In this case, the age of the child was never medically assessed or proved through any documentation. The nearest the evidence came to proving the age was the statement by her mother MAwhen she testified on 16th October, 2007 that:
“This child in court is mine aged 14 years born in 1992……”
The other piece of evidence on age was an estimate made in the P3 form dated 20th August, 2007 that she was 15 years old.
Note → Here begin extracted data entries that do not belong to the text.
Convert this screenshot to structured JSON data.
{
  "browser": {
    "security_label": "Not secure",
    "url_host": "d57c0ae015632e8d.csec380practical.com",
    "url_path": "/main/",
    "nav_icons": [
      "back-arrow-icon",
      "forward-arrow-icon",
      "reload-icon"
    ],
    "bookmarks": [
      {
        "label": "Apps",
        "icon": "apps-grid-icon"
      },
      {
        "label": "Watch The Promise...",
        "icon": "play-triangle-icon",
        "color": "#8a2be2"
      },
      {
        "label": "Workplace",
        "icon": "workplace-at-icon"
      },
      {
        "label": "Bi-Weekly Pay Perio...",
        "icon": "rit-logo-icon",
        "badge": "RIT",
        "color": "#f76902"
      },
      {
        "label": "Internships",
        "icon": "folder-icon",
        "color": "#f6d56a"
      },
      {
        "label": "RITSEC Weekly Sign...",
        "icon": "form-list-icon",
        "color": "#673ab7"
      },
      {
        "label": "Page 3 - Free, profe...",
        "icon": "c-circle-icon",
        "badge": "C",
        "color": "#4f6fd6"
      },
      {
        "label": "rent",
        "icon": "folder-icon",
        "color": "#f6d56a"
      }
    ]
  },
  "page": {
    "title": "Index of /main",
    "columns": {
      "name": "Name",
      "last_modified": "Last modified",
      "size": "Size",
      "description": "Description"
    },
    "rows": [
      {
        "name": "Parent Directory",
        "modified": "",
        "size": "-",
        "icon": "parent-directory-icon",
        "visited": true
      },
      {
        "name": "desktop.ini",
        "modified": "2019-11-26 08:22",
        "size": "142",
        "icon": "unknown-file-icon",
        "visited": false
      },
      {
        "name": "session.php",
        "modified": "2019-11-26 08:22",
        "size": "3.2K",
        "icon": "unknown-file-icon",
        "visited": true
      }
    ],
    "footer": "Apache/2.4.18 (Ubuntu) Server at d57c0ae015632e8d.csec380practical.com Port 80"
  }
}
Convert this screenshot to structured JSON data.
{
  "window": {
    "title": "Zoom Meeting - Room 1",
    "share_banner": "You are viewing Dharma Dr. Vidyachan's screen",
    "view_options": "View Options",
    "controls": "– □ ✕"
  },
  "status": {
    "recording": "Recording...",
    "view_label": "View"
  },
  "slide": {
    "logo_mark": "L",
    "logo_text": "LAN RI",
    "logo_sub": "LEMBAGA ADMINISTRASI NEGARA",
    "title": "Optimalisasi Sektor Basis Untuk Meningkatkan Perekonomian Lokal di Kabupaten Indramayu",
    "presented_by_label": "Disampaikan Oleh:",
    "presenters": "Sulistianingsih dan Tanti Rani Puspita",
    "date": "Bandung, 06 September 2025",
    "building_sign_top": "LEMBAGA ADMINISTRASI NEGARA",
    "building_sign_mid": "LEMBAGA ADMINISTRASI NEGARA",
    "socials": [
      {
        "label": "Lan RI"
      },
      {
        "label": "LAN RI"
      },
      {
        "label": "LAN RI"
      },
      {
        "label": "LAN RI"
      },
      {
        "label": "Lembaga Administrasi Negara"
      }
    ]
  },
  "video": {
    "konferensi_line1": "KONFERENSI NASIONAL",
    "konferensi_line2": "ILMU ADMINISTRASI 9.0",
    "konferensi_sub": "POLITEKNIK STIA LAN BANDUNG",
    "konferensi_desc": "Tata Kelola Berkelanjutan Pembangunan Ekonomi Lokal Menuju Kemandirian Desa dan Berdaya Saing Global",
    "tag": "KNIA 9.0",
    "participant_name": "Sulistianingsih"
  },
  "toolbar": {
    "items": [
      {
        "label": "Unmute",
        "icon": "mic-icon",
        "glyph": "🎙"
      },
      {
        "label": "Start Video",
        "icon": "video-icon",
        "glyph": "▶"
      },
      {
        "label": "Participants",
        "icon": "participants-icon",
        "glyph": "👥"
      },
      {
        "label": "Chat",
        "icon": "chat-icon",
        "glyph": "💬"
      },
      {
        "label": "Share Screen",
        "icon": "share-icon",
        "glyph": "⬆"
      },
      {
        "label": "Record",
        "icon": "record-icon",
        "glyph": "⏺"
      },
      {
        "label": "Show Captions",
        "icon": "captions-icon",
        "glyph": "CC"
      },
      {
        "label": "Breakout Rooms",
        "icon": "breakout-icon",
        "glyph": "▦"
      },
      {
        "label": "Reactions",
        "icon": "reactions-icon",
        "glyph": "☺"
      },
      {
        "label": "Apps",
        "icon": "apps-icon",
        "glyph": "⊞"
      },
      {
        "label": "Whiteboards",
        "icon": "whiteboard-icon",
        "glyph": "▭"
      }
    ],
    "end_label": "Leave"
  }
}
The offence was committed on 19th August, 2007. Counting back fifteen years would take the birth of the child to 19th August, 1992. So that, the child could only have been 15 years or below and therefore within section 8 (3) if she was born after 19th August, 1992. The evidence of the mother was that she was born in 1992. No month or date is mentioned. If she was born between January and July 1992, she would obviously have been above 15 years of age but below sixteen when the offence was committed. It seems to us that there is an obvious lacuna in the Act as there is no provision for punishment where the child is between the age of fifteen and sixteen years. Section 8 (4) caters for the ages of sixteen to eighteen years. We must therefore take the construction which is favourable to the appellant. In our view, there is a reasonable doubt over the actual age of the child as at the time of commission of the offence. The onus was on the prosecution to clear such doubts, failure to which the benefit would go to the appellant. We so find.
It follows upon such finding that the sentence imposed upon the appellant had questionable legality and thus entitles this Court to interfere. The punishment for defiling a child between the age of sixteen and eighteen is a minimum of 15 years unless there are reasons to enhance it under section 8 (4) of the Act. That is the lawful sentence which ought to have been imposed.
In the result, we allow this appeal, which was strongly opposed by the state through learned Senior State Counsel, Ms. Mary Oundo, but only to the extent that it affects the sentence. The appeal against conviction is dismissed. The appeal against sentence is allowed to the extent that the sentence of 20 years is set aside and substituted with a sentence of 15 years. The sentence shall run from the date of the appellant’s conviction by the trial court on 24th January, 2008.
It is so ordered.
Dated and delivered at Kisumu this 30th day of April, 2010.
J.E. GICHERU
………..………….
CHIEF JUSTICE
S.E.O. BOSIRE
………..…………….
JUDGE OF APPEAL
P.N. WAKI
……………………….
JUDGE OF APPEAL
I certify that this is a true copy of the original.